The ad states the absorption characteristics and NRC without showing the frequencies- that makes the ad useless- frequency absolutely MUST be shown when making this kind of statement.

"hand crafted"? Wrapped with fabric by humans isn't really 'crafted', unless they mean it to say "crafted, like a school book cover made from an old newspaper".

Those look like an Armstrong product-


If anyone wants to learn about acoustical materials, all they need to do is search for the MANUFACTURERS and go to their websites to read about the characteristics, not the people who sell someone else's products.
 
witchdoctor

witchdoctor

Full Audioholic
The ad states the absorption characteristics and NRC without showing the frequencies- that makes the ad useless- frequency absolutely MUST be shown when making this kind of statement.
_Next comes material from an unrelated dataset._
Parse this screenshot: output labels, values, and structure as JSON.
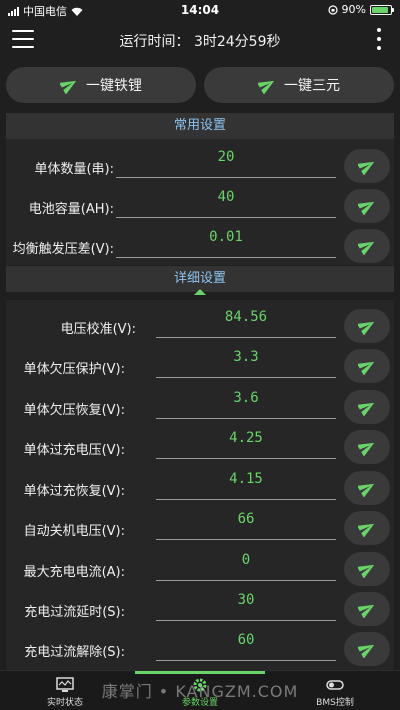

"hand crafted"? Wrapped with fabric by humans isn't really 'crafted', unless they mean it to say "crafted, like a school book cover made from an old newspaper".

Those look like an Armstrong product-


If anyone wants to learn about acoustical materials, all they need to do is search for the MANUFACTURERS and go to their websites to read about the characteristics, not the people who sell someone else's products.
Like who do you recommend? Post some links? You made DIY panels, frequencies did they post for the materials?